Tra le emozioni più sorprendenti che si possono provare andando per Chateau nel Bordolese, ci sarà proprio quella di trovarsi di fronte una proprietà dalle caratteristiche diversissime da quelle tipiche del Medoc o del Libournais dove il paesaggio, la natura, i vigneti, i muretti, i piccoli villaggi , contribuiranno a comporre un puzzle di grande piacevolezza visiva prima ancora di ogni aspetto relativo alla qualità del vino. Insomma, in Medoc ci si può andare a fare una bella gita turistica tra vigne, castelli, scorci di Gironde o di Atlantico, appagandosi di ciò anche senza dover per forza entrare in cantina a bere un goccio di assemblaggi vari.
Quindi, andando a cercare Haut Brion con quelle aspettative si rimarrà per lo meno delusi se non avviliti nel vedere che la non smagliante periferia della non meravigliosa città di Bordeaux si sia quasi mangiata Chateau Haut Brion inglobandolo nel quartiere di Pessac, così come è accaduto per altri nobili vicini quali La Mission Haut Brion, Laville Haut Brion ecc…

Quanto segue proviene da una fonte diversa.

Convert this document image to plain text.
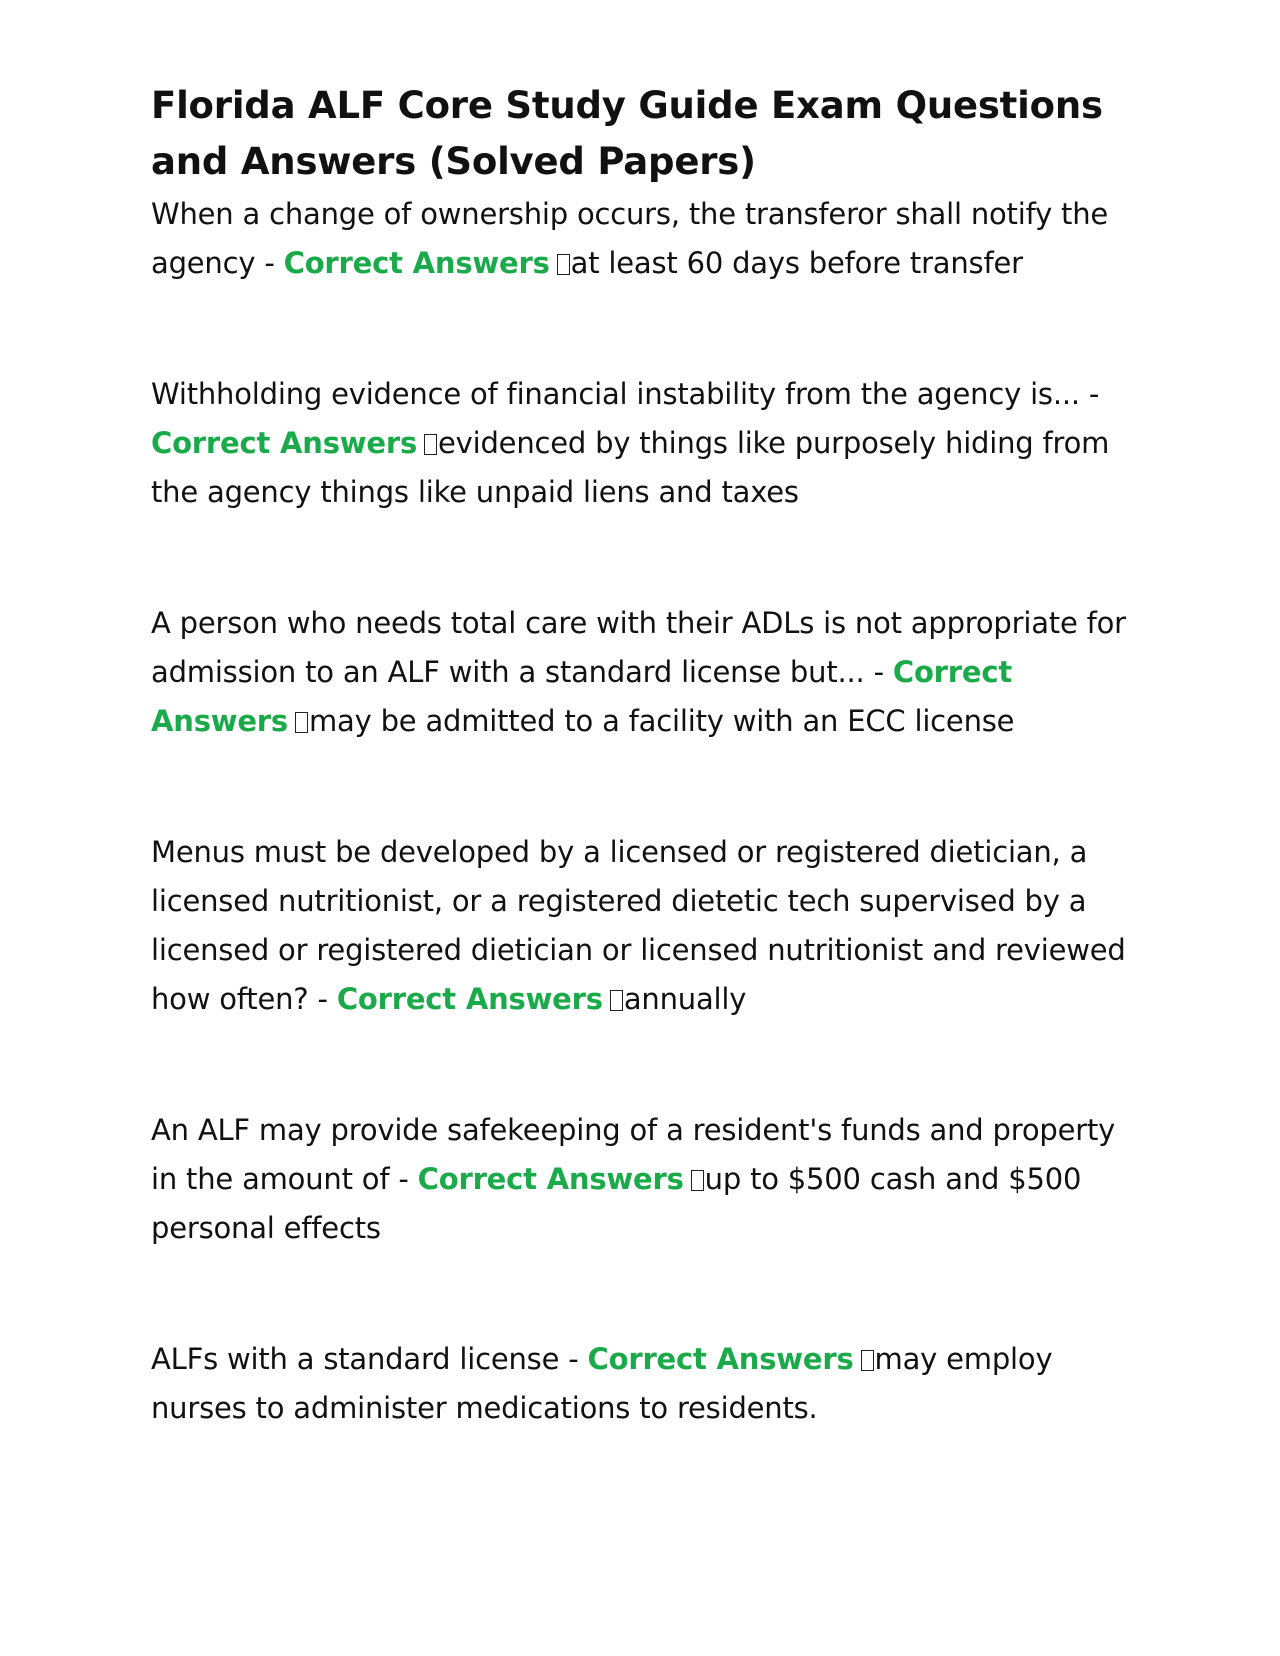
Florida ALF Core Study Guide Exam Questions and Answers (Solved Papers)

When a change of ownership occurs, the transferor shall notify the agency - Correct Answers at least 60 days before transfer

Withholding evidence of financial instability from the agency is... - Correct Answers evidenced by things like purposely hiding from the agency things like unpaid liens and taxes

A person who needs total care with their ADLs is not appropriate for admission to an ALF with a standard license but... - Correct Answers may be admitted to a facility with an ECC license

Menus must be developed by a licensed or registered dietician, a licensed nutritionist, or a registered dietetic tech supervised by a licensed or registered dietician or licensed nutritionist and reviewed how often? - Correct Answers annually

An ALF may provide safekeeping of a resident's funds and property in the amount of - Correct Answers up to $500 cash and $500 personal effects

ALFs with a standard license - Correct Answers may employ nurses to administer medications to residents.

Proprio la parte più a nord dell’appellation Pessac Leognan è rimasta dentro nella Banlieue bordolese, in un paesaggio urbano colmo di centri commerciali, immobili residenziali, officine, negozi e tutto ciò che al primo sguardo può sembrare assai incongruente con la fama giustamente riconosciuta alla denominazione. E’ vero il contrario, e cioè che l’espansione della città provocò la scomparsa di altri meravigliosi terroir, compromettendo una più larga diffusione della coltivazione della vite in quella zona, dove pare si potessero avere quasi ovunque buone o ottime possibilità di fare un vino d’eccezione.
Anche il clima è chiaramente condizionato relativamente dall’allargamento della città e del conseguente riscaldamento del microclima, pensiamo solo che Haut Brion e gli altri Chateau di Pessac stanno all’interno della Tangenziale di Bordeaux.
Tuttavia la vicinanza dell’Atlantico , la protezione della foresta delle Landes, la collocazione prossima sul 45° parallelo e un vicino corso d’acqua contribuiscono al cocktail di condizioni comunque favorevoli alla produzione di grandi vini.
Certo, quando si leggono commenti relativi a degustazioni di Haut Brion che individuano tra le specifiche caratteristiche il tipico gusto di fumè viene istintivo sorridere, come quando il solito spiritoso che affronta un bicchiere di Chateau Musar, proveniente dalla Valle della Bekaa in Libano, ci sente il chiaro sentore di polvere da sparo.
Un’altra curiosità è rappresentata dal comune limite geo-climatico simile a Barsac e Sauternes, e quindi favorevole allo sviluppo comportamentale del fungo Botrytis Cinerea che anche qui potrebbe attaccare gli acini come nelle zone più vocate per la produzione dei vini moelleux.
Ovviamente qui questa possibilità è combattuta perché comprometterebbe la riuscita di vini secchi, rossi o bianchi .
Il sottosuolo della denominazione conferma che qui la Garonna depositò in era terziaria una vasta varietà di sabbie, pietre e minerali che contraddistinguono un terreno tutto sommato “povero” , sul quale sopravvivono quasi unicamente la vite o la foresta.
Quanto ai vini di Chateau Haut Brion, ovviamente il più noto è il rosso, anche perché prodotto nel discreto numero di circa 130-140.000 bottiglie annue, affiancato dal secondo vino , il Clarence, già ben recensito dagli esperti che hanno avuto modo di apprezzarlo, mentre il mio favorito, il bianco, essendo ricavato da meno di 3 ettari di sauvignon e semillon è molto più raro e prezioso, ma vale la pena di tanto in tanto di osare, attendendo però qualche anno perché l’affinamento gli consenta di delinearsi e distendersi a lungo e mettersi nella condizioni di gareggiare su binari paralleli con i più grandi Montrachet.